SATORI is a classical chamber music ensemble, based in Pennsylvania’s Lehigh Valley, and playing both traditional and contemporary chamber music. The group is currently in its 27th season, with a repertoire ranging from baroque to 21st century selections.
This concert in the Museum of the Moravian Historical Society will feature Rebecaa Brown, violin; Elizabeth Mendoza, cello; and Nora Suggs, flute. Their repertoire will include compositions by John Antes as well as other 18th-century works.

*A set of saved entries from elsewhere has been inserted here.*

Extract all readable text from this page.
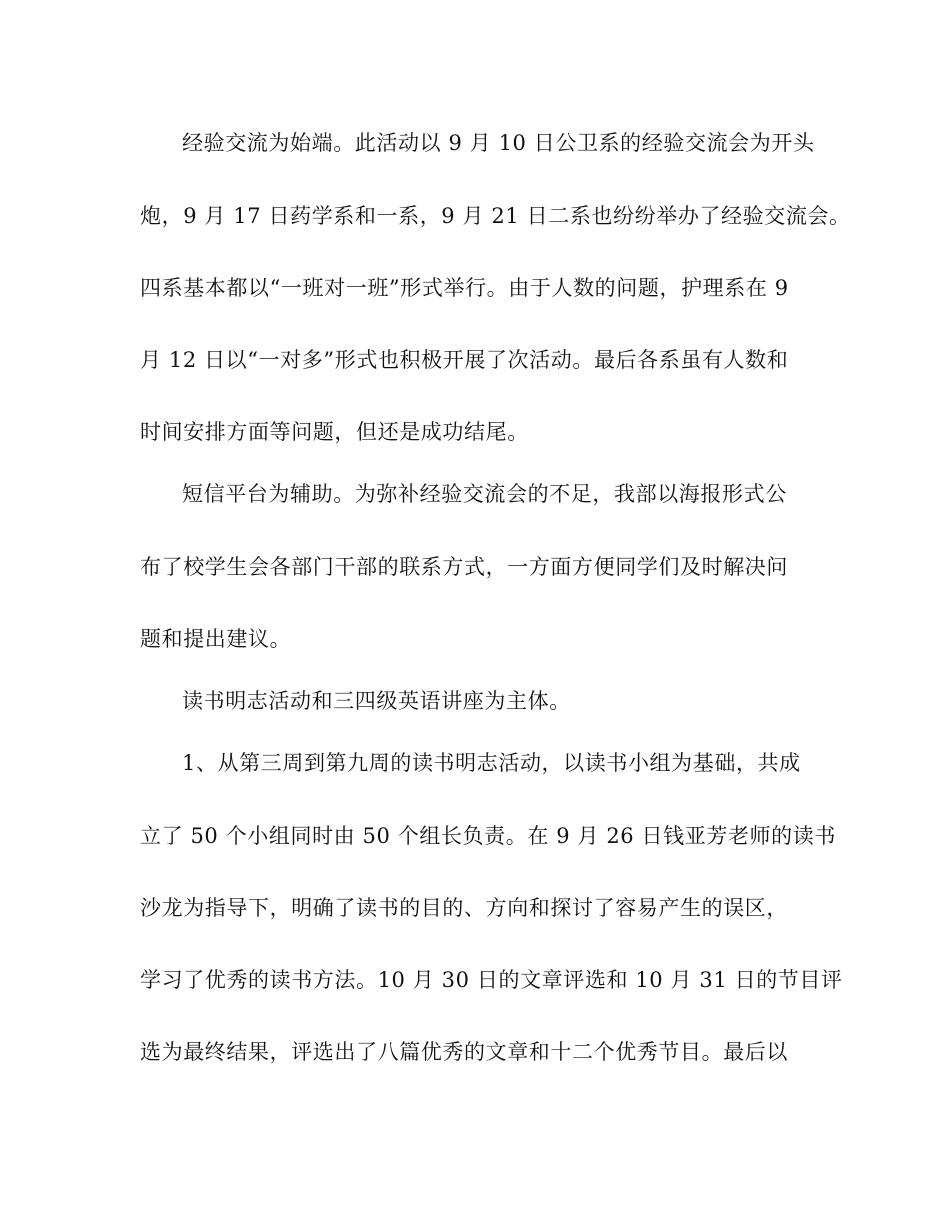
经验交流为始端。此活动以 9 月 10 日公卫系的经验交流会为开头
炮，9 月 17 日药学系和一系，9 月 21 日二系也纷纷举办了经验交流会。
四系基本都以“一班对一班”形式举行。由于人数的问题，护理系在 9
月 12 日以“一对多”形式也积极开展了次活动。最后各系虽有人数和
时间安排方面等问题，但还是成功结尾。
短信平台为辅助。为弥补经验交流会的不足，我部以海报形式公
布了校学生会各部门干部的联系方式，一方面方便同学们及时解决问
题和提出建议。
读书明志活动和三四级英语讲座为主体。
1、从第三周到第九周的读书明志活动，以读书小组为基础，共成
立了 50 个小组同时由 50 个组长负责。在 9 月 26 日钱亚芳老师的读书
沙龙为指导下，明确了读书的目的、方向和探讨了容易产生的误区，
学习了优秀的读书方法。10 月 30 日的文章评选和 10 月 31 日的节目评
选为最终结果，评选出了八篇优秀的文章和十二个优秀节目。最后以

Rebecaa Brown is a graduate of Drake University, with a Master’s in Fine Arts from the University of Iowa. She teaches and performs regularly with the Bach Festival Orchestra and the Allentown Symphony.
Elizabeth Mendoza received her Bachelor of Music degree from Peabody Conservatory and her Master of Music degree from the Cincinnati Conservatory. She currently plays with Philadelphia’s Black Pearl Chamber Orchestra and the Chanticleer String Quartet, and serves as principal cellist with the Pennsylvania Sinfonia Orchestra, and the New Jersey Bay-Atlantic Symphony.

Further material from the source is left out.